En contraste, a diciembre de 2012 el ICTR había terminado apenas la fase de juicio, mientras que en marzo de 2014 doce casos estaban aún en apelación. De acuerdo con las UN, a 2014 el balance de su funcionamiento era el siguiente: “de las 92 personas acusadas de genocidio, crímenes de lesa humanidad y crímenes de guerra, 49 fueron declarados culpables y condenadas; 2 casos fueron retiradas; 10 fueron remitidos a las jurisdicciones nacionales (2 a Francia, y de 8 a Ruanda); 2 acusados murieron antes de la finalización de sus casos, y 14 de los acusados fueron absueltos.” 

Algunas organizaciones internacionales han cuestionado “la naturaleza extrajudicial de los Gacaca, y ha cuestionado si el hecho de que jueces sin ninguno entrenamiento legal o en derechos humanos puedan soportar la presión política para imponer sentencias retributivas.” Incluso, al interior del país fueron varios los cuestionamientos a su funcionamiento debido a los altos índices de corrupción por parte de algunos jueces e incluso, la violencia en contra de testigos.

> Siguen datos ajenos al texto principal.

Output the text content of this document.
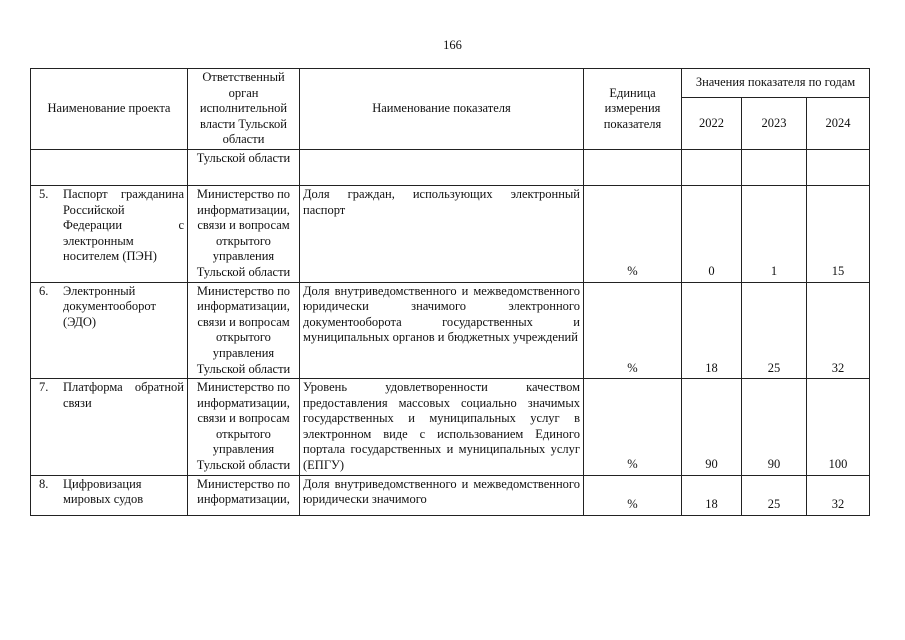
166
Наименование проекта	Ответственный орган исполнительной власти Тульской области	Наименование показателя	Единица измерения показателя	Значения показателя по годам		
				2022	2023	2024
	Тульской области					

5. Паспорт гражданина Российской Федерации с электронным носителем (ПЭН)	Министерство по информатизации, связи и вопросам открытого управления Тульской области	Доля граждан, использующих электронный паспорт	%	0	1	15

6. Электронный документооборот (ЭДО)	Министерство по информатизации, связи и вопросам открытого управления Тульской области	Доля внутриведомственного и межведомственного юридически значимого электронного документооборота государственных и муниципальных органов и бюджетных учреждений	%	18	25	32

7. Платформа обратной связи	Министерство по информатизации, связи и вопросам открытого управления Тульской области	Уровень удовлетворенности качеством предоставления массовых социально значимых государственных и муниципальных услуг в электронном виде с использованием Единого портала государственных и муниципальных услуг (ЕПГУ)	%	90	90	100

8. Цифровизация мировых судов	Министерство по информатизации,	Доля внутриведомственного и межведомственного юридически значимого	%	18	25	32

No obstante, muchos de estos cuestionamientos suponen que las únicas formas válidas, legítimas y eficientes de juzgamiento deben partir de los estándares elaborados en sociedades occidentales. Y que, además, las formas occidentales no son susceptibles de equívocos, como los que se endilgan a los sistemas tradicionales –corrupción, represalias, violaciones al principio de legalidad, etc.

Por supuesto, el estado de Ruanda, y en general, los estados vinculados internacionalmente a las normas de DDHH y DIH -en virtud de sus múltiples fuentes-, están obligados a asegurar su cumplimiento a través de medios judiciales idóneos que garanticen los derechos de las víctimas. Pero la autonomía y el autogobierno de los pueblos étnicamente diferenciados son también principios de raigambre internacional. Estos implican que cada grupo étnico escoja libre y voluntariamente las formas por medio de las cuales pretende alcanzar la justicia, paz y la reconciliación. Una justa ponderación de todos los principios en juego debe partir de ese reconocimiento: la libre determinación de los grupos étnicos es también un mandato superior.